If you held Apple while everything else ripped... you missed it.
When Giants Get Lazy
Here’s what’s really happening:
Apple is trying to be everything to everyone.
They are shoving apps into your phone like clowns into a circus car.
Mail. Maps. Calendar. Health. Wallet.
Now they are chasing ChatGPT with something called "Apple Intelligence" that is just Siri with a wig on.
Meanwhile, their big swing last year—the Vision Pro headset—flopped harder than a fat boy off a high dive.
Nobody bought it.
And nobody wants to say it, but I will: it’s failing.
Apple's lost the script.
They need to cut the fat. Focus on what made them great. And stop pretending they can fake their way into an AI war that's already left them behind.
This isn’t 2007. They’re not hungry. They’re full. And it shows.
The Setup Right Now
We have been watching the flow.
And it’s ugly.
Options order flow is showing churn. No conviction. Equity order books look soft.

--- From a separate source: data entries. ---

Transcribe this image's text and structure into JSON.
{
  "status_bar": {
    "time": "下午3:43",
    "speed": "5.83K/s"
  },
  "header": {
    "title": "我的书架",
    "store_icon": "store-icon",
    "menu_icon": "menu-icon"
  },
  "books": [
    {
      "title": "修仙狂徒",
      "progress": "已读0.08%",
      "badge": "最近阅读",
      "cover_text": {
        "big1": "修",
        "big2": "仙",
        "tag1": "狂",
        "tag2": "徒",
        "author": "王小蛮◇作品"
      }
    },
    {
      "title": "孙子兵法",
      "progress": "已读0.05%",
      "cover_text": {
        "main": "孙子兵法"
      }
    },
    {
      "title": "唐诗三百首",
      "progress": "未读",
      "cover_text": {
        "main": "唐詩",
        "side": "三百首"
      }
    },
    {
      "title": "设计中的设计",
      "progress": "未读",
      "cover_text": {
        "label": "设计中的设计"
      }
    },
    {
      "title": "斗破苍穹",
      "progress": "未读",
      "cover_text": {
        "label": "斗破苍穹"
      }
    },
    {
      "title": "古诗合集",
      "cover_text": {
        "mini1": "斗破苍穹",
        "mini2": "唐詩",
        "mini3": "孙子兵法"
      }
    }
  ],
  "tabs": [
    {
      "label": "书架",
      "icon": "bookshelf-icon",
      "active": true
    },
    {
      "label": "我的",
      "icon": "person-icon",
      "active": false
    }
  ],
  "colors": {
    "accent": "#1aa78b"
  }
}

Apple’s not a high-conviction short. It won’t crash. But it will underperform.
If you’re holding Apple inside a "Magnificent 7" basket?
Cut it.
This is how professionals make money from dead money stocks.
Make it the Mag 6 and short Apple.
There are better horses to bet on in this race.
Another smart trade?
Sell a call spread and a put spread. That means selling both bullish and bearish option spreads — collecting premium from both sides, expecting shares to drift without making a big move either way.
This is a classic "dead money" setup. That means premium sellers eat while everyone else waits.
Shares will likely churn sideways or drift lower. That’s where we get paid.
You don’t need a moonshot to win here. You just need to not be stuck holding the bag.
This is the turning point for Apple. Don’t get left holding the bag.
Apple is not the stock of the future anymore.
And this WWDC may go down as the moment the market finally woke up to it.
Watch this trend.
Trade smart. Until tomorrow,
Josh Belanger
Very accurate article and great humor!
Buffet made a similar call as he sold 2/3 of Berkshire's Apple stake during 2024. I wonder why hasn't he sold it completely?